Ultimately, the choice between fine-tuning and ICL-based approaches should depend on the specific context, including the availability of annotated data and computational resources, and the necessity of capturing nuanced distinctions in sentiment. Further studies could explore hybrid or adaptive strategies that combine the strengths of both paradigms to enhance the overall performance of real-world SA tasks.
Overall, this study’s findings highlight the effectiveness of fine-tuning and ICL strategies for SA in Mexican Spanish tourism-related texts. They also demonstrate the potential of these strategies in designing next-generation intelligent and connected systems. These approaches can support the development of smart applications in areas such as tourism, public services and urban management, as they enable real-time opinion mining across large-scale, multilingual and noisy social data streams. Furthermore, they improve human–machine interaction and enhance the user experience while promoting the inclusion of underrepresented linguistic communities in digital platforms. Together, these aspects suggest that advances in SA using LLMs could lay the groundwork for more adaptive, trustworthy, and human-centred digital ecosystems.

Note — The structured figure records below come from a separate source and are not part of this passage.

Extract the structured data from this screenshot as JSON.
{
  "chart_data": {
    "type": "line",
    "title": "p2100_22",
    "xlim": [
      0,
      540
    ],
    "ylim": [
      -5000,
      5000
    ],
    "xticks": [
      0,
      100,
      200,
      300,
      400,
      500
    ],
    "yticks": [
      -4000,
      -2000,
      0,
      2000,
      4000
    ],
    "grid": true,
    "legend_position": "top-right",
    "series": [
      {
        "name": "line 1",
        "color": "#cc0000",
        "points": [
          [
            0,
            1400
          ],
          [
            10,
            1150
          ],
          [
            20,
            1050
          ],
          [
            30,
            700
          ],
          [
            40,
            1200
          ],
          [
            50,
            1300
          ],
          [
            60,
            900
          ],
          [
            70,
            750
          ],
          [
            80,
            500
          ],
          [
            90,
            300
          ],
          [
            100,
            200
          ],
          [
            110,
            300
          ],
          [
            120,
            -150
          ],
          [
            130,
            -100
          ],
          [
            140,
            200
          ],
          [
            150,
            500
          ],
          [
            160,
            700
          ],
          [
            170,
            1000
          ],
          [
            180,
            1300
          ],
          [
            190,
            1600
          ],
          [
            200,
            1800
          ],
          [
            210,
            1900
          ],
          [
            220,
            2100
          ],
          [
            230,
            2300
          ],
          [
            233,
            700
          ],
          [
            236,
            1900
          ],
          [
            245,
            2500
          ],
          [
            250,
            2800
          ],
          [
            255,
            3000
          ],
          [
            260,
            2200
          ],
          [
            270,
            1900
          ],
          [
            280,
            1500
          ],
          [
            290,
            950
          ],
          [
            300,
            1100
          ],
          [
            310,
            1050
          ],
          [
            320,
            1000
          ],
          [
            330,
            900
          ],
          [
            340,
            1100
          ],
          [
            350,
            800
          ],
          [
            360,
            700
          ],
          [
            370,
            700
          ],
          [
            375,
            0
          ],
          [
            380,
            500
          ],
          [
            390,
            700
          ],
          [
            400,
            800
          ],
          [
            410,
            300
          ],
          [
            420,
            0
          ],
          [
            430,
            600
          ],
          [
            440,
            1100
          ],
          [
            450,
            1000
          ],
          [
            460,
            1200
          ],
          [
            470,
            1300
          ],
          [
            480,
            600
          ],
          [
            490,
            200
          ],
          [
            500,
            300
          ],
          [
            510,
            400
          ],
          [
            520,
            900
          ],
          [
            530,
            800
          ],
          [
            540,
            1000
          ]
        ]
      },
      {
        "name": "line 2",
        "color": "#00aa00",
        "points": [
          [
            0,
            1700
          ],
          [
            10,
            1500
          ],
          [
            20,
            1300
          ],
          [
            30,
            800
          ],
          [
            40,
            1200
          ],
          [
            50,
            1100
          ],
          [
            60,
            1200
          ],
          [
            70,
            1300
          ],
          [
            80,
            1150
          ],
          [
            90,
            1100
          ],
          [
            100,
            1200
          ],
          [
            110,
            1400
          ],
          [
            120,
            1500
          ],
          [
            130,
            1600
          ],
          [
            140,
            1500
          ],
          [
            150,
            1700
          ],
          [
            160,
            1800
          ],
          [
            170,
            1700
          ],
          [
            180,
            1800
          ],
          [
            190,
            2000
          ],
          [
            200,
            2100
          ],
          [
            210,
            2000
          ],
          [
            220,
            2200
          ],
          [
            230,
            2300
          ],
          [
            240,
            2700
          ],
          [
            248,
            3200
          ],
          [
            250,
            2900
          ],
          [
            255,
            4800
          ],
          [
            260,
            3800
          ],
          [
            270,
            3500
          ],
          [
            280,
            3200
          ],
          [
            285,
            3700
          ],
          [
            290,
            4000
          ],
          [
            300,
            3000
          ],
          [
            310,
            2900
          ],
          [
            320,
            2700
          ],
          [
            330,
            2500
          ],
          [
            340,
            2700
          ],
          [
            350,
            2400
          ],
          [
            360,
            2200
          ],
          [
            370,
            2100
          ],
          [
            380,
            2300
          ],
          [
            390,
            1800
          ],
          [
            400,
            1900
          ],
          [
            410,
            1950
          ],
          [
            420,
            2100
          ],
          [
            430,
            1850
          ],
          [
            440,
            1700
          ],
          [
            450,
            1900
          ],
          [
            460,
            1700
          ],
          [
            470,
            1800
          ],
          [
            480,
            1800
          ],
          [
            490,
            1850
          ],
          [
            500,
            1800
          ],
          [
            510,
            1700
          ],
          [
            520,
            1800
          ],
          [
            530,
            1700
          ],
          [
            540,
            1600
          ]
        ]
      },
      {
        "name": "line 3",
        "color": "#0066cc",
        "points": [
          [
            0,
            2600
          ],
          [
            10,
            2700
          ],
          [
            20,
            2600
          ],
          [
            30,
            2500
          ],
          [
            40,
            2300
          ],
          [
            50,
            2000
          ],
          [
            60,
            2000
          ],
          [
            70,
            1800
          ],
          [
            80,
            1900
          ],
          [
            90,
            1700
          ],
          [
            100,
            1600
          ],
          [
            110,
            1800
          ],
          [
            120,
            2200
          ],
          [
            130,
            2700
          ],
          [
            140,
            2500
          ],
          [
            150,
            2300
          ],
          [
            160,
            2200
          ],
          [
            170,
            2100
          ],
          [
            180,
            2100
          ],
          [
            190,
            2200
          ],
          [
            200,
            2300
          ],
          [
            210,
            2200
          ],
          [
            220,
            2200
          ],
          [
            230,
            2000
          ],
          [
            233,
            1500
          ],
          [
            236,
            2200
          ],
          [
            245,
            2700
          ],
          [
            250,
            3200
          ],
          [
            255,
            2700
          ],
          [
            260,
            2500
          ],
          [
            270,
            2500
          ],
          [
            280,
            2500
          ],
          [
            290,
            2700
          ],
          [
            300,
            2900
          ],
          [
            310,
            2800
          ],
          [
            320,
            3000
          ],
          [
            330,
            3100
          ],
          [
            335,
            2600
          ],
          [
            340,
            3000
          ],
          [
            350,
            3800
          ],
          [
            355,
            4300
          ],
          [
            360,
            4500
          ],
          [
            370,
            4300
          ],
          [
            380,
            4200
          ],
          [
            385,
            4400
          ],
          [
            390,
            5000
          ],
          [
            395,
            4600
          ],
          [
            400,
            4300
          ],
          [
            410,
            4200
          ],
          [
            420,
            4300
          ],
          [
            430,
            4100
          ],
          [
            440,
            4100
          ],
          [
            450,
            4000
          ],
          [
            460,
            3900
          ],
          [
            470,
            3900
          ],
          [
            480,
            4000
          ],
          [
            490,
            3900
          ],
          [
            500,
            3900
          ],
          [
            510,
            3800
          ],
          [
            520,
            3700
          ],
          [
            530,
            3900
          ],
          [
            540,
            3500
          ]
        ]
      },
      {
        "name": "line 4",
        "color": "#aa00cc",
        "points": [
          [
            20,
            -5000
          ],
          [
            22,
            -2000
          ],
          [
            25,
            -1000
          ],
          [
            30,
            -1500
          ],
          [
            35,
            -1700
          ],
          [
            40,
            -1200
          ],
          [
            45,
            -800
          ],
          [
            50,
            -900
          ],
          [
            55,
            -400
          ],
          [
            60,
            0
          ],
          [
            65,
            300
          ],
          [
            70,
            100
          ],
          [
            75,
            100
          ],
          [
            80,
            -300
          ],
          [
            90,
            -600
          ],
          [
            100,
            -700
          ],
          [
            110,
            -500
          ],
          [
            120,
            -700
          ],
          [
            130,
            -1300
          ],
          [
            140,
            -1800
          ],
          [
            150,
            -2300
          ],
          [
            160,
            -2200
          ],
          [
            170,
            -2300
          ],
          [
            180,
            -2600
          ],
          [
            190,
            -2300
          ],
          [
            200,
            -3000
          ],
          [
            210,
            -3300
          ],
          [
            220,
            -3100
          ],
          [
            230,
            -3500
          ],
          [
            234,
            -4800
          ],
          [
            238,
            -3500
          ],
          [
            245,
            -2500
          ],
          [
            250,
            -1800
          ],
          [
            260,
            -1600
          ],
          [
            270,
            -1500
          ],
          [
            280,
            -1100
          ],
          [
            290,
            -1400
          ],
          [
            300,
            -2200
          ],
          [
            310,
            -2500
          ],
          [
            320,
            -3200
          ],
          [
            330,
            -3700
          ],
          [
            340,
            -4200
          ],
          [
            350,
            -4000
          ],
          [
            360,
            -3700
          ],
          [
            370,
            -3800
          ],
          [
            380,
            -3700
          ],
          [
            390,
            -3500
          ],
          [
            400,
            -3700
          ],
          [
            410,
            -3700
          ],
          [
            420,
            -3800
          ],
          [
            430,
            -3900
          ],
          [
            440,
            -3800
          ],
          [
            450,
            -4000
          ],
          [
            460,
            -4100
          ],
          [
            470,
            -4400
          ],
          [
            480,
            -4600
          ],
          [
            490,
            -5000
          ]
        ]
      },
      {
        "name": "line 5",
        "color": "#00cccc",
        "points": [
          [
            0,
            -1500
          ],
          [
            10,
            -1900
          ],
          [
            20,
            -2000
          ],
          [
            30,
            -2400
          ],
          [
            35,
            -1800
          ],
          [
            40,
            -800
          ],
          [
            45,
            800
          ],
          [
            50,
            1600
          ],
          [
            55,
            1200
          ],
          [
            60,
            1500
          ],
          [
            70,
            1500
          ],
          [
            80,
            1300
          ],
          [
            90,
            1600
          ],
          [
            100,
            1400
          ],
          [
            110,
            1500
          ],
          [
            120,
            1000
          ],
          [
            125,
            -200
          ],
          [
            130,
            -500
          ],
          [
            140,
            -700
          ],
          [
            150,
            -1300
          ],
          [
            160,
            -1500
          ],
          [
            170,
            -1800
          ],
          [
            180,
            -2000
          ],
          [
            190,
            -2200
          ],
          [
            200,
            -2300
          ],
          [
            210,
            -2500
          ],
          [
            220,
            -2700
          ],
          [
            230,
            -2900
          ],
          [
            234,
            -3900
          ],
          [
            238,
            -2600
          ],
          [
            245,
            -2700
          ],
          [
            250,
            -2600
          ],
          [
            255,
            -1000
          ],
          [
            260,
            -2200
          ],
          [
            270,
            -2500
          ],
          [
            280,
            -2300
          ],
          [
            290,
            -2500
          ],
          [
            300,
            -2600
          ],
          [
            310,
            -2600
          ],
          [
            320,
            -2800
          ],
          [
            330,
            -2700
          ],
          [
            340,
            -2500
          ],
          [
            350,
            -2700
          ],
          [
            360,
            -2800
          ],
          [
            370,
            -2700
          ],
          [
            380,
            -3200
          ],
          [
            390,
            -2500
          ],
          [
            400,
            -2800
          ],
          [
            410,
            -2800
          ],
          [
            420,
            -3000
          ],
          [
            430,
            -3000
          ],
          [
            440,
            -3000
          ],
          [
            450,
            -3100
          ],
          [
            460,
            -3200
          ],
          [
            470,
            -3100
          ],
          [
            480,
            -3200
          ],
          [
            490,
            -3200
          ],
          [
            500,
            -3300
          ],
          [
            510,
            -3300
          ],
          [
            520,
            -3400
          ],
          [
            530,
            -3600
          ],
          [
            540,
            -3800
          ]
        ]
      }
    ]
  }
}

6. Conclusions and Further Work

This study thoroughly evaluates SA strategies in Mexican Spanish by comparing fine-tuning with ICL-based approaches in ZSL and FSL contexts. Experiments conducted on the REST-MEX 2022 and 2023 datasets revealed that, when it comes to Spanish, fine-tuning encoder-based models such as MarIA consistently delivers the best overall performance. However, several instruction-tuned, decoder-based LLMs demonstrated competitive results in ZSL and FSL configurations. This shows that these paradigms are viable alternatives when labeled data is scarce. Notably, the top-performing LLMs were able to approximate fine-tuned performance with little to no supervision.
Looking ahead, future work could explore more intelligent selection methods for the examples used in FSL. For example, clustering, diversity heuristics or uncertainty-based sampling could be employed to increase effectiveness. It would also be valuable to analyze the impact of varying the number of in-context examples (number of shots) on model performance, as well as adapting the prompts to better align with the capabilities of each model family. Furthermore, as newer, more efficient LLMs become available, especially those optimized for multilingual or resource-constrained settings, it would be worthwhile to re-evaluate the trade-offs between performance and computational cost. Finally, efficiency-focused investigations, such as quantization, model distillation, or dynamic prompting, may help to bridge the gap between accuracy and practical deployment in real-world scenarios.
Beyond comparing full fine-tuning and ICL strategies, it is important to acknowledge that our experiments did not include other adaptation and alignment strategies for LLMs. Promising directions that could further improve model performance in the SA task include PEFT methods such as LoRA or adapters, instruction tuning on instruction–response pairs, and alignment techniques like RLHF or CAI. However, applying these methods requires additional resources, specialized datasets or alignment infrastructures that are not yet readily available for Mexican Spanish. Exploring these approaches is an interesting avenue for future work, particularly in balancing performance with efficiency and ensuring fair and culturally sensitive SA in underrepresented languages.
In addition to their technical contribution to NLP, the approaches explored in this study have the potential to enable intelligent, data-driven digital services. Future research could extend these methods to real-time pipelines integrated into smart applications, such as tourism platforms, urban information systems and public service monitoring systems. This would improve user experience, trust and inclusivity within large-scale socio-technical ecosystems.

Author Contributions

Conceptualization, R.V.-G. and M.A.P.-V.; methodology, M.d.P.S.-Z.; software, T.B.-B.; validation, T.B.-B., M.A.P.-V. and J.A.G.-D.; formal analysis, M.d.P.S.-Z.; investigation, T.B.-B.; resources, M.A.P.-V.; data curation, T.B.-B.; writing—original draft preparation, T.B.-B.; writing—review and editing, M.d.P.S.-Z.; visualization, J.A.G.-D.; supervision, R.V.-G.; project administration, R.V.-G.; funding acquisition, R.V.-G. All authors have read and agreed to the published version of the manuscript.

Funding

This research was funded by the Secretary of Science, Humanities, Technology, and Innovation (SECIHTI) under project CIORGANISMOS-2025-119, “Collaborative epidemiological surveillance and prevention of infections diseases based on emerging models and methods of intelligent data analysis”. Tomás Bernal-Beltrán is supported by University of Murcia through the predoctoral programme.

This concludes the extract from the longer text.